18.06.2013 Ich schlafe, wann ICH will!

Heute Abend gegen sieben Uhr waren alle Anzeichen da: Das Ohrenkratzen, das Haare drehen, das Augenreiben, das vors Gesicht gezogene Schnuffeltuch! Alle, aber auch wirklich alle Symptome eines todmüden Kindes waren vorhanden. Es hieß also: Ab ins Bett mit dem kleinen Mann!

Kaum berührte jedoch sein Kopf  die Matratze, war an Schlaf nicht mehr zu denken. Baby trank zwar noch brav und hörte sich alle Lieder an, aber als wir den Raum verließen, ahnten wir schon, dass das noch nicht das Ende vom Lied war. Waren wir auch der Meinung, der kleine Mann brauche jetzt seinen Schlaf, Baby sah das ganz anders. Die Tür war kaum richtig zu, als auch schon das Gejauchze und Geplapper los ging. Normalerweise lassen wir ihn eine Weile plappern und dann schläft er irgendwann darüber ein – neuerdings auf dem Bauch, trotz Schlafsack, was mich wieder wie eine besorgte Glucke alle halbe Stunde gucken lässt, ob er noch atmet.

Nicht so heute! Nach einer Viertelstunde fröhlichen Gurrens und Quatschens schaute ich nach dem kleinen Mann. Als ich die Schiebetür öffnete, erwartete mich ein knallwaches, quietschvergnügtes Kind, das sich vor Begeisterung mich zu sehen erst einmal spontan in den Vierfüßlerstand erhob – natürlich behielt er den nicht lange bei, den kann er nämlich eigentlich noch gar nicht! Nun sei vielleicht noch gesagt, dass sich die Schlafräumlichkeiten hier im Garten meiner Großeltern dergestalt präsentieren, dass sie eigentlich aus einer einzigen großen Schlaflandschaft bestehen. Lediglich vor dem Bett bleibt nach Umklappen der Couch noch ein schmaler Spalt, der sich aber mit den Couchkissen passgenau – als hätte das einer so geplant – auspolstern lässt. Ist die Falt-Schiebetür dann geschlossen, hat man ein ausbruchssicheres Kinderbett, nur halt in groß.

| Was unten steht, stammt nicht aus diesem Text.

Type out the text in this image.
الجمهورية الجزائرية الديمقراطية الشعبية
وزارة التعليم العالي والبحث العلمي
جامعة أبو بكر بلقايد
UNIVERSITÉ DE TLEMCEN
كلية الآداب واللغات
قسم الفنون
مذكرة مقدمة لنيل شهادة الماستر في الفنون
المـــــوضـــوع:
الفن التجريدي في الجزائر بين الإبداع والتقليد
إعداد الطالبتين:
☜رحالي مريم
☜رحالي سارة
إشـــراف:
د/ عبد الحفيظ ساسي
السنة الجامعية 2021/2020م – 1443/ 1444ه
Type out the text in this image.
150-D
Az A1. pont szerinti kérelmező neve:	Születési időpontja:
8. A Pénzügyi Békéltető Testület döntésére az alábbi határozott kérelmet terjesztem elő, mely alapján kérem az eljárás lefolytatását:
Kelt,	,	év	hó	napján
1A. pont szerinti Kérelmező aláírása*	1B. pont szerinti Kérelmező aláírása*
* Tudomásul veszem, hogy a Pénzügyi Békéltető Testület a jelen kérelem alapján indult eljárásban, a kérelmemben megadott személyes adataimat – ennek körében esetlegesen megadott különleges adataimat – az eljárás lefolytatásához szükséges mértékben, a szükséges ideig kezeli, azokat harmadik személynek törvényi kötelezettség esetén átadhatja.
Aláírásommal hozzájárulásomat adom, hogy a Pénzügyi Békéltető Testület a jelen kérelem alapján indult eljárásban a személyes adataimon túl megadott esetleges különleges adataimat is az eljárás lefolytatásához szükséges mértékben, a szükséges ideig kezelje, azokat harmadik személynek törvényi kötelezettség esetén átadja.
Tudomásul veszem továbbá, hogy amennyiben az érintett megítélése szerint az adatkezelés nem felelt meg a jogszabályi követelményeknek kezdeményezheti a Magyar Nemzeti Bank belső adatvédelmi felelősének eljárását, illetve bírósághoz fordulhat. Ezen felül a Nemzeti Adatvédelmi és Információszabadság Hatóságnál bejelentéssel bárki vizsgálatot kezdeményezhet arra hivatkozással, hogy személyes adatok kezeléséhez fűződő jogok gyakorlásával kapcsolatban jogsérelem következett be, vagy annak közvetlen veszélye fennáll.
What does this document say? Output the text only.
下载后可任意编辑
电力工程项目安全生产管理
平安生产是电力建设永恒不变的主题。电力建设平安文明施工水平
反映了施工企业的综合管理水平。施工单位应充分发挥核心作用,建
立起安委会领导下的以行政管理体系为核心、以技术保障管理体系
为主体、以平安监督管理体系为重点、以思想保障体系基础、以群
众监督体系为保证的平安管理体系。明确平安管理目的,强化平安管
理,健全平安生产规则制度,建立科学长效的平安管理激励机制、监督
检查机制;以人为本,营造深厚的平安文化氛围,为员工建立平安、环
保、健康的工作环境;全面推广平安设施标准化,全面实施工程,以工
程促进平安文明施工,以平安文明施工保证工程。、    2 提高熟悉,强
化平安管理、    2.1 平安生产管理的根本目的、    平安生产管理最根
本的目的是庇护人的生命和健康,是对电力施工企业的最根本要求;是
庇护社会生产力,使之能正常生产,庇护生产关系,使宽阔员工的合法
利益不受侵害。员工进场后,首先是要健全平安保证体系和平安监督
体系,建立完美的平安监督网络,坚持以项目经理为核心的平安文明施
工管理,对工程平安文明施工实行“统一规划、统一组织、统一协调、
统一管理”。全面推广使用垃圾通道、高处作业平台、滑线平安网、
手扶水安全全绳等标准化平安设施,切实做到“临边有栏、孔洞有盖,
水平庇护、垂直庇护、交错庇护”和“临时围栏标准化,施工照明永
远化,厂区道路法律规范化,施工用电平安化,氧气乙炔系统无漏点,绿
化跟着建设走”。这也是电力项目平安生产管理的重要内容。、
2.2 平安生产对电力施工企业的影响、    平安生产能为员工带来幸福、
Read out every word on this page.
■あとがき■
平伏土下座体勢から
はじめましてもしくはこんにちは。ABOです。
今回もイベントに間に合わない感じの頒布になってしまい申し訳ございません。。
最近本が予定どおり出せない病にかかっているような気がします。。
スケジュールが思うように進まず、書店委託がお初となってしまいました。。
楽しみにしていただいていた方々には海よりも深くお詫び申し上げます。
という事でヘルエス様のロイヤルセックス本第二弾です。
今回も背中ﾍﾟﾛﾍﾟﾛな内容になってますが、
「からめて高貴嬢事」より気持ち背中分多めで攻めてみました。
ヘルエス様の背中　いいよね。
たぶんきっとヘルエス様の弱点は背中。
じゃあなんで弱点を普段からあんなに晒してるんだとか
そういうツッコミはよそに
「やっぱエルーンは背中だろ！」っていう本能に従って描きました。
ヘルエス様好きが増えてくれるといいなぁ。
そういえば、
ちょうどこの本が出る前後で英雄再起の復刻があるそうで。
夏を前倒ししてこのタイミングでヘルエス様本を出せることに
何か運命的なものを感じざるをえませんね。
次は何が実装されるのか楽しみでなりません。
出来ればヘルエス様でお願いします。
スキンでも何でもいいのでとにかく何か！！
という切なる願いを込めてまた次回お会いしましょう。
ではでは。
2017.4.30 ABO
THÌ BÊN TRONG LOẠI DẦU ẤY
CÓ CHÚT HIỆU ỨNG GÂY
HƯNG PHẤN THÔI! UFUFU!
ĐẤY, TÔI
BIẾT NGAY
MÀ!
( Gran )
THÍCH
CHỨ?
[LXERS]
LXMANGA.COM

Eben dieses Bett hatte Baby komplett von der hinteren rechten Ecke bis nach vorne links vor die Tür durchmessen und lauerte nun grinsend hinter derseselben!

Es stellte sich nun sehr schnell heraus, dass der kleine Mann nicht innerhalb der nächsten Minuten einschlafen würde. Noch einmal aufstehen gibt es aber nicht, dass haben wir schon recht früh beschlossen, allerdings wollten wir Baby dann doch nicht einfach alleine da liegen lassen, also legten wir uns einfach zu ihm – eine extra Kuscheleinheit hat schließlich noch niemandem geschadet. Was dann folgte, war eine Bilderbuchlehrstunde in Sachen „Unterschätze niemals, was dein Baby alles kann!“
Dieses kleine Ninjababy rollte in einer affenartigen Geschwindig- und Geschicklichkeit vorwärts und rückwärts über das Bett, zirkelte genau aus, wieweit es sich jetzt unter Zuhilfenahme seiner Beinchen um sich selbst drehen musste, um dann durch erneutes Rollen an seinen Zielort zu gelangen. Jetzt ist mir auch klar, wie er es am letzten Donnerstag in dieser kurzen Zeit bis in die Lücke neben dem Bett schaffen konnte.

Irgendwann – so ca. nach einer dreiviertel Stunde waren dann aber auch seine Reserven erschöpft. Natürlich war er aber so aufgedreht, dass nicht daran zu denken war, er würde alleine einschlafen. Neben ihm liegen zu bleiben, ging aber auch nicht, weil er dadurch noch unruhiger wurde und weiter spielen wollte. Ich entschied mich dafür, ihm noch einmal seine Spieluhr anzumachen und legte ihm diese in Reichweite auf das Bett. Und jetzt liegt Baby da, seine Spieluhr fest im Arm und schlummert selig!